Validating psychometrics

The correlational patterns matched the expected stimulus psychometrics. Face (r_intra = .62, 95% CI[.52, .71]) and object (r_intra = .49, 95% CI[.39, .59]) judgments both showed high intrarater reliability, whereas the pattern judgments had almost none (r_intra = .067, 95% CI[.02, .11]) (Fig. 2A). Faces also showed interrater agreement (r_inter = .34, 95% CI[.32, .35]), whereas objects (r_inter = .003, 95% CI[– .02, .03]) and patterns (r_inter = – .002, 95% CI[– .01, .006]) did not.

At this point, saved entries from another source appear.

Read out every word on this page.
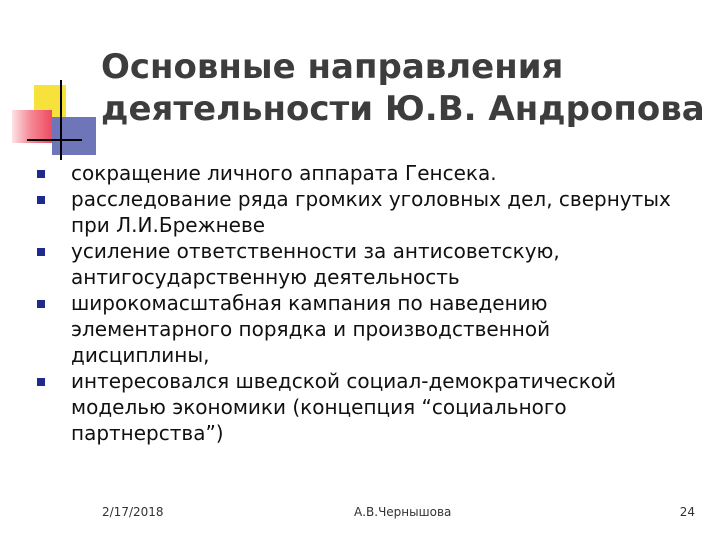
Основные направления
деятельности Ю.В. Андропова
сокращение личного аппарата Генсека.
расследование ряда громких уголовных дел, свернутых
при Л.И.Брежневе
усиление ответственности за антисоветскую,
антигосударственную деятельность
широкомасштабная кампания по наведению
элементарного порядка и производственной
дисциплины,
интересовался шведской социал-демократической
моделью экономики (концепция “социального
партнерства”)
2/17/2018	А.В.Чернышова	24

When examining the rater-to-group (RtG) correlations, faces showed a boost in agreement (r_RtG = .57, 95% CI[.49, .65]) that was not present in the objects (r_RtG = .039, 95% CI[– .06, .14]) or patterns (r_RtG = .004, 95% CI[– .03, .05]), congruent with the signal-boosting effects of between-rater aggregation.

Estimation

The VPC metrics suggest a pattern of results consistent with the psychometrics. Face judgments were largely explained by the rater VPC (i.e., potentially idiosyncratic variance) and Rater × Stimulus VPC (i.e., idiosyncratic variance), yet they also contained a sizable stimulus VPC (i.e., shared variance) (Fig. 2B). The stimulus VPC was correctly close to zero for the object and pattern judgments. The object and pattern data were largely explained by rater and Rater × Stimulus VPCs. However, the pattern data only contained rater variance, suggesting that unreliable judgments can contribute to this particular variance component. The findings also show that observing large idiosyncratic contributions through the Rater × Stimulus VPC is dependent on collecting reliable judgments, which was the case for the face and object data (Figs. 2A and 2B). Because the beholder indices are derived from the variance components, they reflect the VPC results but provide a simpler summary metric (Fig. 2C).

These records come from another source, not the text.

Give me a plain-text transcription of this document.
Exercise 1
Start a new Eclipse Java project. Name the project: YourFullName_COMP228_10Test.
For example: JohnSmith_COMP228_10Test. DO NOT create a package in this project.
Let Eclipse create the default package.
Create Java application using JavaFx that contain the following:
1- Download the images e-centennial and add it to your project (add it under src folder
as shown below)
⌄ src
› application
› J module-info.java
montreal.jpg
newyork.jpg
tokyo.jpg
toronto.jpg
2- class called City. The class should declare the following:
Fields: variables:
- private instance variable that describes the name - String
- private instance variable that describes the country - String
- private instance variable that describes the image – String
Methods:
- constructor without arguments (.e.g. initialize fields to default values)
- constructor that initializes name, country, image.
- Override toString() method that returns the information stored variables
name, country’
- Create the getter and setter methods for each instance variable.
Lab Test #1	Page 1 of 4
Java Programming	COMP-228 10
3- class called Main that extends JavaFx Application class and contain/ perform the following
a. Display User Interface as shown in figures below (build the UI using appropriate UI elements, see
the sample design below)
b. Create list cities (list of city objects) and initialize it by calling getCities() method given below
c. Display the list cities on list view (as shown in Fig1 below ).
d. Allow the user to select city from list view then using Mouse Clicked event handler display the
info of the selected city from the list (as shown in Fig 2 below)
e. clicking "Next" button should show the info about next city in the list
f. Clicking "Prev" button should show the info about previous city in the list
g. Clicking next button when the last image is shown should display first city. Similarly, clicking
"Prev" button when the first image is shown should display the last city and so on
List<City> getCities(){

The correlation index appropriately estimated that faces contained more idiosyncratic judgments (i.e., 64% of the reliable variance) and that there were close to no shared judgments in the object and pattern data (Fig. 2D). Although this index provided reasonable estimates, it is important to examine how consistent they are with the VCA estimates. If one were to consider the correlation index and beholder index values as being comparable, then it would seem the correlation index estimates more idiosyncratic contributions by about 0.1 units in the face data, and less in the object or pattern data. This might be due to how each method deals with repeated measures. Mixed models naturally account for repeated measures, but for the correlation index one has to average repeated measures in the process of calculating pairwise interrater correlations. In our case, we averaged them within raters first, then calculated agreement, likely increasing the idiosyncratic contributions by improving rater signal.

Discussion

After validating the hypothesized psychometric properties of beauty judgments for different kinds of stimuli, the analyses showed that the VCA metrics provided meaningful estimates. The correlation index, which only combines intra- and interrater correlations, provided estimates similar to those for the beholder indices, which are derived from the VCA. Yet, the averaging procedures required in order to address repeated measures in the correlation index may have led to an overestimation of idiosyncratic contributions (see Supplementary Fig. 17). We returned to this issue in Study 3. The VCA estimates relate to the psychometrics (i.e., stimulus VPC to interrater agreement, and Rater × Stimulus VPC to intrarater reliability), although the rater VPC remains ambiguous, since even unreliable pattern judgments contributed to this variance.

Study 2

The previous study showed that the VCA can provide reasonable estimates for stimuli that represent edge cases of psychometric properties. In Study 2, we conducted a simulation analysis to directly manipulate the magnitudes of reliability and agreement, for greater control of the investigated psychometric space, and examined the additional impacts of stimulus and sample size on estimations.